Lay your zipper along the long edge of one piece of dyed fabric with right sides facing, keeping the long edges even. This means you will have the right side of the fabric facing you and you will lie the zipper teeth down onto the fabric so you see the underside of the zipper. Let the zipper extend beyond the edges of the fabric. (My zipper was actually a 35cm zipper so I have a lot of overhang. This does not matter. It will be cut off later.) Lay the lining piece over the dyed fabric and zipper with right side down so that the zipper is sandwiched between the right sides of both fabric pieces. Pin through all layers.

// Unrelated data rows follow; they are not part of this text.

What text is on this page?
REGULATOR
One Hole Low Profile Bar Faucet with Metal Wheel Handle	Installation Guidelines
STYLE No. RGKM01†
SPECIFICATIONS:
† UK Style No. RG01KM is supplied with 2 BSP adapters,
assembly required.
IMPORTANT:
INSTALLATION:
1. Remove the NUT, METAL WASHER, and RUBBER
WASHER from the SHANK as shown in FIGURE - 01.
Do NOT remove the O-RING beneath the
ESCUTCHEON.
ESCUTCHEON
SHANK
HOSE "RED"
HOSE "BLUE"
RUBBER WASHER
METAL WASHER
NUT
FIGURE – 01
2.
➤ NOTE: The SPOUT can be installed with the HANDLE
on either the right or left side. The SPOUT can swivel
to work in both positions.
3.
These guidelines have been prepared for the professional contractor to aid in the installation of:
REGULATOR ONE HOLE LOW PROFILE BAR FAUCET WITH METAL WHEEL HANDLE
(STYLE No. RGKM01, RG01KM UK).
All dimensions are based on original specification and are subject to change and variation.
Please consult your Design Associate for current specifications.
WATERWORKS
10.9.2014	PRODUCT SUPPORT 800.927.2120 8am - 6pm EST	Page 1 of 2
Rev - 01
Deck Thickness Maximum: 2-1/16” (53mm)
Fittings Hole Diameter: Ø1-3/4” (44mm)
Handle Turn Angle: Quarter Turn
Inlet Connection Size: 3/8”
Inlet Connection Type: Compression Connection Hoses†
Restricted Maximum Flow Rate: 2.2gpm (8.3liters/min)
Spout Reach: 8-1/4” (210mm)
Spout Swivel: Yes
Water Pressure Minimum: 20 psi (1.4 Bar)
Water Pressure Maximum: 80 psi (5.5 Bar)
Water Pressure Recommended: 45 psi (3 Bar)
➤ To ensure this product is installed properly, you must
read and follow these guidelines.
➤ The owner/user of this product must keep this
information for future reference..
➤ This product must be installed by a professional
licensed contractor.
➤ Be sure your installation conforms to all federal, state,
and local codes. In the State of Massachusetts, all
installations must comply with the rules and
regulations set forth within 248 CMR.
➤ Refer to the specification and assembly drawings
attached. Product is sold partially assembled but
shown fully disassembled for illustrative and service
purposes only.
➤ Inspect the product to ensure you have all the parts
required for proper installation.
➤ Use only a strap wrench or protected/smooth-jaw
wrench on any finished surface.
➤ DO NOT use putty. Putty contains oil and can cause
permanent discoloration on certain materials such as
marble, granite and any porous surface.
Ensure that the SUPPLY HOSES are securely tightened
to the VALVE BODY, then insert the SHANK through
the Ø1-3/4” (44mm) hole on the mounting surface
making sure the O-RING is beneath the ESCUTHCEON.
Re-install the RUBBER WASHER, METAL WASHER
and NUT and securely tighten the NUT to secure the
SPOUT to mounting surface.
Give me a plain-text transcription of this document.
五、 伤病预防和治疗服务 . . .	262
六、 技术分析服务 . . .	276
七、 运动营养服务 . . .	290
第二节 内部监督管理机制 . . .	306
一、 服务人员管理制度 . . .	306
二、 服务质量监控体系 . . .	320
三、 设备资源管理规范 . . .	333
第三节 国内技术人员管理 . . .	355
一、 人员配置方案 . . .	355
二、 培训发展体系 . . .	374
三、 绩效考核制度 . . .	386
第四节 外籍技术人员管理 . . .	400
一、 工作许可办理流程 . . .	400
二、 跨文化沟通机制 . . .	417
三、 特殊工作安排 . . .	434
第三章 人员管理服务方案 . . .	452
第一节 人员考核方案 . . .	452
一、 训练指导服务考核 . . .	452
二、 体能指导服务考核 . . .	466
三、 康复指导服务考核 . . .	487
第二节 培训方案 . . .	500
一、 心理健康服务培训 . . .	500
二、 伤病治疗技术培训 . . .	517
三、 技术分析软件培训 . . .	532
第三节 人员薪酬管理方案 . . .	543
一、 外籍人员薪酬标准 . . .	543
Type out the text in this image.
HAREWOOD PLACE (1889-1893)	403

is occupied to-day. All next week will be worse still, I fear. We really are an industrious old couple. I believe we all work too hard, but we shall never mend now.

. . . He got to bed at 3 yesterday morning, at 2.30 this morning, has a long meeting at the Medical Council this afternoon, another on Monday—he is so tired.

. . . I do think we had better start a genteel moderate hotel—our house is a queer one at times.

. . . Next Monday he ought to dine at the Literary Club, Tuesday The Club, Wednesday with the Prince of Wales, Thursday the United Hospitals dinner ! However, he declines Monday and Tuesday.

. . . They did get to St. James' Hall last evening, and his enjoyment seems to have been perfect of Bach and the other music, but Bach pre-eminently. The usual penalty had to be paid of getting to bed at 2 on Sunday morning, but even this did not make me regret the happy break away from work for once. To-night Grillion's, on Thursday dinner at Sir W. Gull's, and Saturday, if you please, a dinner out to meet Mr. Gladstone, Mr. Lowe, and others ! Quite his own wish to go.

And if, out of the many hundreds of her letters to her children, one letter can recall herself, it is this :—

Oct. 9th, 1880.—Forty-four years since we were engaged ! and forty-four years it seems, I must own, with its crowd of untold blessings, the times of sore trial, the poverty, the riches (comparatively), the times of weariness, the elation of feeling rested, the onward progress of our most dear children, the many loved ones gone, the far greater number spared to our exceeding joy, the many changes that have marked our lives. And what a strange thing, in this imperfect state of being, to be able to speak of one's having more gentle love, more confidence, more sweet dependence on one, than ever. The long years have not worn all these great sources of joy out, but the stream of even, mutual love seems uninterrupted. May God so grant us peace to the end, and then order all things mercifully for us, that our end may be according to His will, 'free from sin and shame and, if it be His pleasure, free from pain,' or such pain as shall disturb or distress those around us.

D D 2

Stitch the zipper in place with a zipper foot attached to your machine approximately 7mm from the edge of the fabric. The zipper foot will run alongside the zipper teeth underneath the lining fabric.

Press both fabrics away from the zipper teeth. The zipper teeth will be exposed and one side of the zipper tape will be enclosed between the two pieces of fabric.

Topstitch beside the fold about 5mm from the edge catching all layers. Make sure that the lining fabric is flat underneath by pulling it away from the zipper if necessary.

Now lay the other side of the zipper tape face down onto the right side of the second piece of dyed fabric and place the lining fabric right side down on top as before. Pin through all layers and stitch the zipper in place.

Press this side as before and topstitch like you did on the other side.

Sew the pieces together

Open the zipper halfway. This will be very important later.

Align the edges of the dyed fabric pieces taking care to make sure the top fold near the zipper is lined up on both sides. Turn the zipper tapes toward the lining fabric. Pin the fabric together. Align the edges of the lining fabric in the same manner and pin.

Starting at the bottom of the lining and about 10cm away from the side, sew around the edge of the pencil case with a 1.5cm seam allowance. Sew straight across the zipper tape when you reach it. Stop about 10cm along the bottom from the second side of the pencil case in order to leave a gap for turning the pencil case the right way out.

Finish the pencil case

Trim the corners and cut off any excess zipper on each side.

Turn the pencil case to the right side through the gap you left. Push the corners out carefully with a point turner or chopstick. Press the seams flat, tucking under the seam allowance of the gap in the lining. Stitch across the bottom of the lining to close the gap. Tuck the lining inside the pencil case and give it a final press.

There you have it! Your Inkodye Shadow-Printed Pencil Case. Fill it full of your favourite drawing materials and you are on your way!